Mislabeled specimens are an especially distressing occurrence in clinical labs, particularly for patients with cancer. When tumor specimens—often required for patient diagnosis and to assess biomarkers that may guide treatment—are mislabeled, patients may not receive appropriate medical therapy. They may also be prescribed inappropriate and potentially harmful treatments.1 Furthermore, mislabeled specimens can also cost institutions hundreds of thousands of dollars as well as erode confidence in the healthcare system.2 For some patients, such as those diagnosed with advanced lung cancer, a mislabeled tumor sample may significantly impact their long-term survival and quality of life by altering treatment selection. As such, in September 2018, the US Food and Drug Administration (FDA) and the National Cancer Institute’s Clinical Proteomic Tumor Analysis Consortium sponsored a challenge to the scientific community called the “Multi-Omics Enabled Sample Mislabeling and Correction Challenge,” with the goal of promoting the development of algorithms that can detect mislabeled specimens using multi-omic datasets, including clinical data, proteomic data, and RNA-seq data.3
Multi-omics combines DNA, RNA, and protein profiles to generate a global image of individual tumors, allowing scientists to better understand the nature of the disease and to facilitate the discovery of new therapeutics. The goal of the FDA and NCI-funded initiative involves using this data to correctly identify mislabeled samples from patients with cancer. The challenge consists of two subchallenges: the first launched on September 24, with a submission date of October 21, 2018, whereas the second was launched on November 1, with an upcoming deadline of December 18, 2018. In each subchallenge, participants design a computational model using multi-omic data to discern mislabeled samples in a “training” dataset, where mislabeled samples are known, and apply their models to a “test” dataset, where mislabeled specimens are not known. Subchallenge 1 will focus on using clinical and proteomic data, while subchallenge 2 will incorporate RNA profiling data.

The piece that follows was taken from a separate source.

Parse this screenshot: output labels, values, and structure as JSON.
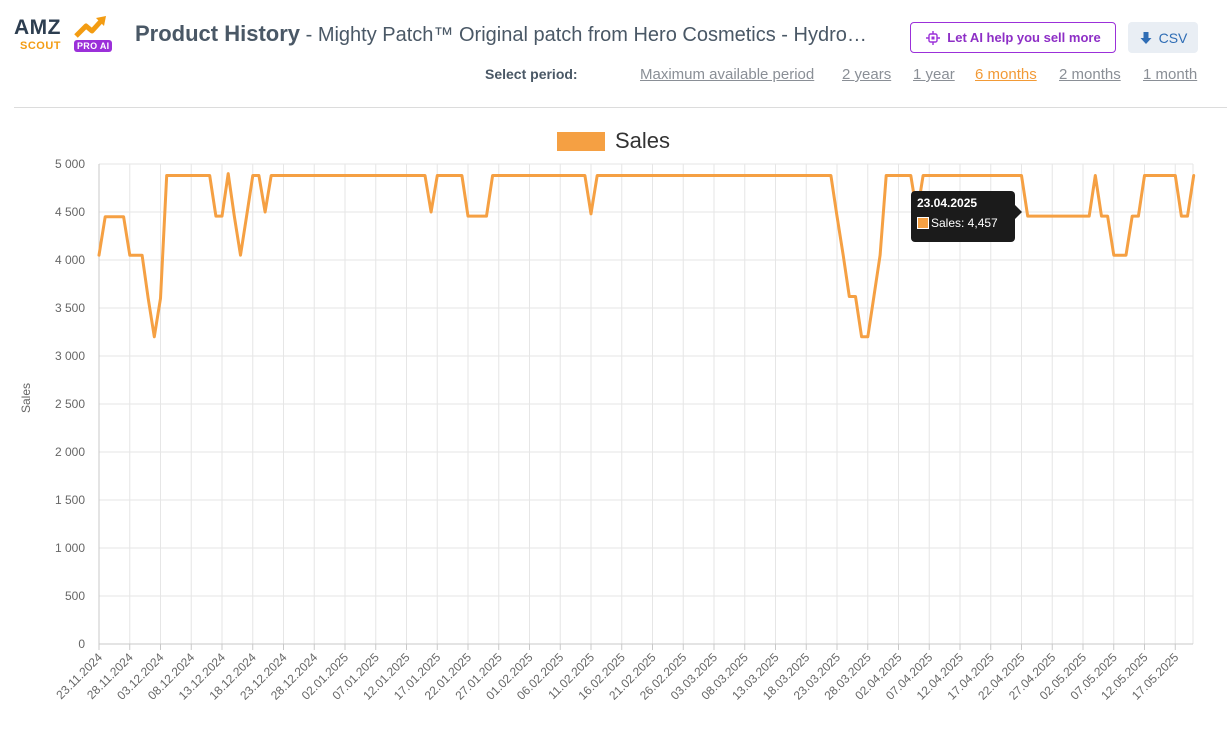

This initiative should serve to both promote the use of multi-omics in cancer research and to increase awareness regarding the dilemma of sample mislabeling in the clinic. However, it’s important to remember that mislabeling errors can be avoided using the proper labels for the right environment as well as technologies like barcoding and radio-frequency identification (RFID). Whether there is a need for chemical-resistant labels, cryogenic labels, or proper quality ink, it is important to make sure tubes, microscope slides, and other containers are appropriately labeled to minimize the frequency of lab errors.

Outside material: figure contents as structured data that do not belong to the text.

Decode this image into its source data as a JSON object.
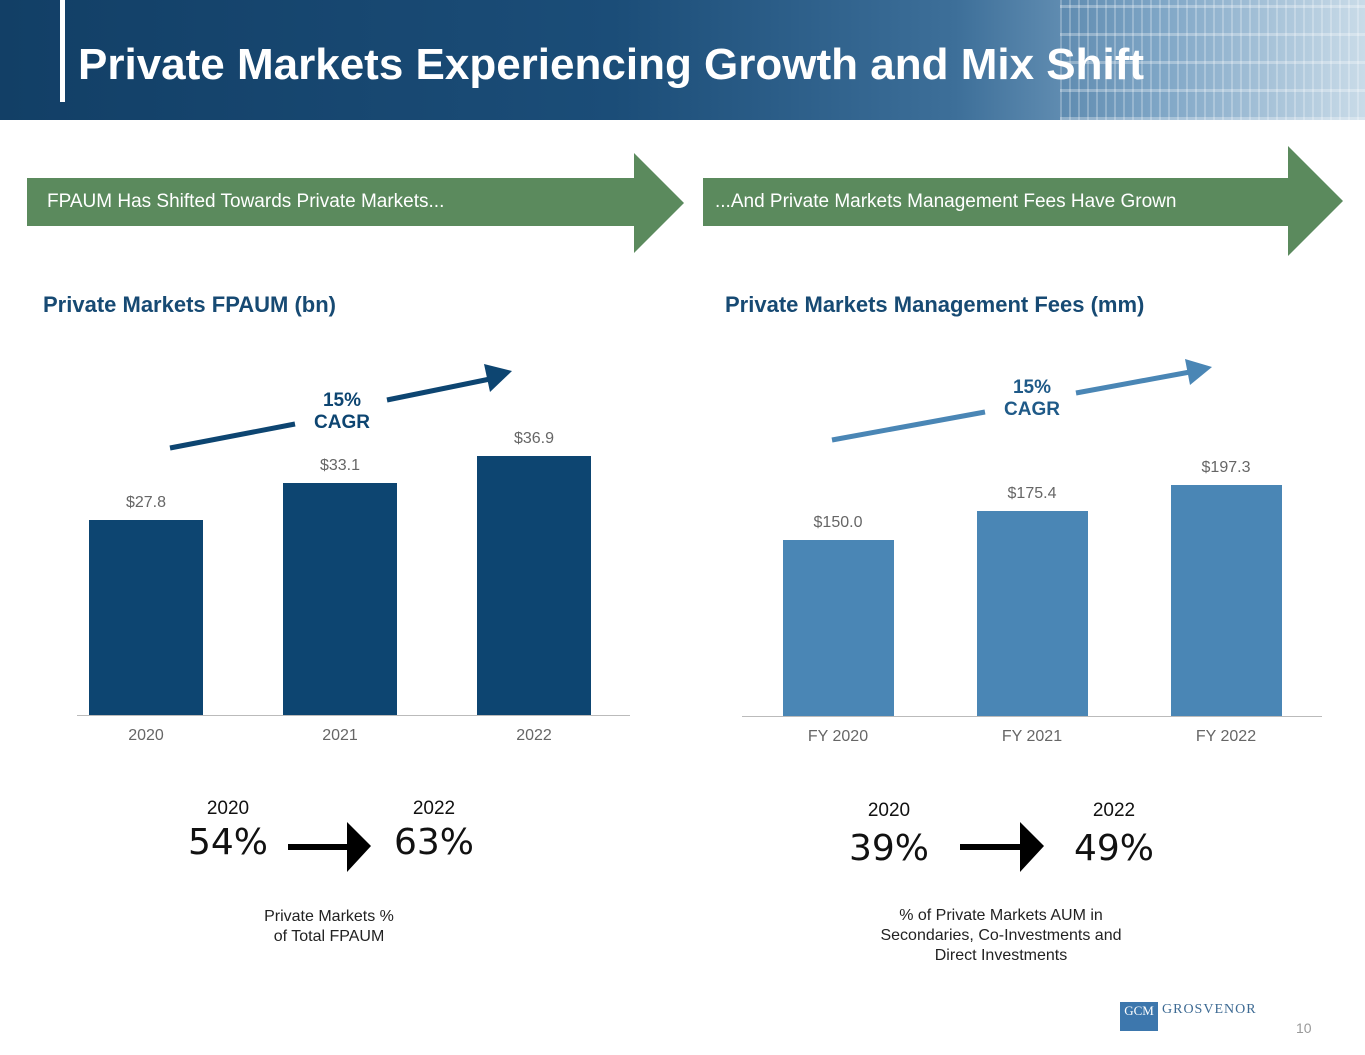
{
  "header": {
    "title": "Private Markets Experiencing Growth and Mix Shift"
  },
  "banners": [
    "FPAUM Has Shifted Towards Private Markets...",
    "...And Private Markets Management Fees Have Grown"
  ],
  "colors": {
    "left_bar": "#0d4571",
    "right_bar": "#4a86b5",
    "banner": "#5b8a5d"
  },
  "chart_data": [
    {
      "type": "bar",
      "title": "Private Markets FPAUM (bn)",
      "categories": [
        "2020",
        "2021",
        "2022"
      ],
      "values": [
        27.8,
        33.1,
        36.9
      ],
      "labels": [
        "$27.8",
        "$33.1",
        "$36.9"
      ],
      "annotation": [
        "15%",
        "CAGR"
      ],
      "ylim": [
        0,
        36.9
      ]
    },
    {
      "type": "bar",
      "title": "Private Markets Management Fees (mm)",
      "categories": [
        "FY 2020",
        "FY 2021",
        "FY 2022"
      ],
      "values": [
        150.0,
        175.4,
        197.3
      ],
      "labels": [
        "$150.0",
        "$175.4",
        "$197.3"
      ],
      "annotation": [
        "15%",
        "CAGR"
      ],
      "ylim": [
        0,
        197.3
      ]
    }
  ],
  "stats": [
    {
      "from_year": "2020",
      "from": "54%",
      "to_year": "2022",
      "to": "63%",
      "caption": [
        "Private Markets %",
        "of Total FPAUM"
      ]
    },
    {
      "from_year": "2020",
      "from": "39%",
      "to_year": "2022",
      "to": "49%",
      "caption": [
        "% of Private Markets AUM in",
        "Secondaries, Co-Investments and",
        "Direct Investments"
      ]
    }
  ],
  "footer": {
    "logo_left": "GCM",
    "logo_right": "GROSVENOR",
    "page": "10"
  }
}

- Kahn SE. Specimen Mislabeling: A Significant and Costly Cause of Potentially Serious Medical Errors. Brønshøj, Denmark; 2005.
- The Problem of Mislabeled Specimens. Northfield, IL; 2010.
- Boja, E; Tezak, Z.; Zhang, B.; Wang, P.; Johanson, E.; Hinton, D.; Rodriguez H. Right data for right patient—a precision FDA NCI–CPTAC Multi-omics Mislabeling Challenge. Nat Med. 2018;24:1301-1302.